IV - Assim, apesar de a notificação da liquidação de IMT ter ocorrido mais de quatro anos após a transmissão, mas dentro do prazo dito em I, não pode ser bem sucedida a oposição deduzida à execução fiscal (instaurada para cobrança coerciva do montante liquidado) com o fundamento previsto na alínea e) do art. 204.º, n.º 1, do CPPT.

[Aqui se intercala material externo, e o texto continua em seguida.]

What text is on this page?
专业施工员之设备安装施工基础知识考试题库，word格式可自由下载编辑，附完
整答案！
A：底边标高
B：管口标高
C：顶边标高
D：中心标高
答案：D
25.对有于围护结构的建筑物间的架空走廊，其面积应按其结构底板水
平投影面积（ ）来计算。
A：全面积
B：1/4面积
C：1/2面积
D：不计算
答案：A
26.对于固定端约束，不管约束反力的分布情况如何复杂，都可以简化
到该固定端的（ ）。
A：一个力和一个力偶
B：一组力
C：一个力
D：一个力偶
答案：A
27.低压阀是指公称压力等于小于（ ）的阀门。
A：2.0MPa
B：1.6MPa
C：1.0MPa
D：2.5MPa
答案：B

Nº Convencional:JSTA00067146
Nº do Documento:SA2201109140294
Recorrente:FAZENDA PÚBLICA
Recorrido 1:A...
Votação:UNANIMIDADE
Meio Processual:REC JURISDICIONAL
Objecto:SENT TAF LOULÉ PER SALTUM
Decisão:PROVIDO
Área Temática 1:DIR FISC - IMT
DIR PROC TRIBUT CONT - OPOSIÇÃO
Legislação Nacional:CPPTRIB99 ART204 N1
LGT98 ART45 N1 ART100
CIMT03 ART31 N3 ART35 ART9
Jurisprudência Nacional:AC STA PROC909/06 DE 2007/01/17; AC STA PROC153/11 DE 2011/05/18
Referência a Doutrina:JORGE DE SOUSA CÓDIGO DE PROCEDIMENTO E DE PROCESSO TRIBUTÁRIO ANOTADO E COMENTADO 5ED VII PAG359
Aditamento:
Texto Integral: 1. RELATÓRIO
1.1 A Administração tributária (AT) instaurou uma execução fiscal contra A… (adiante Executado, Oponente ou Recorrido) para cobrança de uma dívida de Imposto Municipal sobre Transacções Onerosas de Impostos (IMT).
1.2 O Executado deduziu oposição, invocando as alíneas e) e f) do art. 204.º do Código de Procedimento e de Processo Tributário (CPPT) e pedindo ao Juiz do Tribunal Administrativo e Fiscal de Loulé a extinção da execução fiscal (Como resulta da parte decisória da sentença recorrida, foi nesse sentido – da extinção da execução fiscal – que a Juíza do Tribunal Administrativo e Fiscal de Loulé interpretou (e, a nosso ver, bem) o pedido formulado pelo Oponente, de que se declare «a nulidade de todos os procedimentos executivos já realizados»). alegando, para além do mais, que não foi notificado da liquidação que deu origem à dívida exequenda no prazo de 4 anos, como prescreve o disposto no art. 45.º, n.º 1, da Lei Geral Tributária (LGT).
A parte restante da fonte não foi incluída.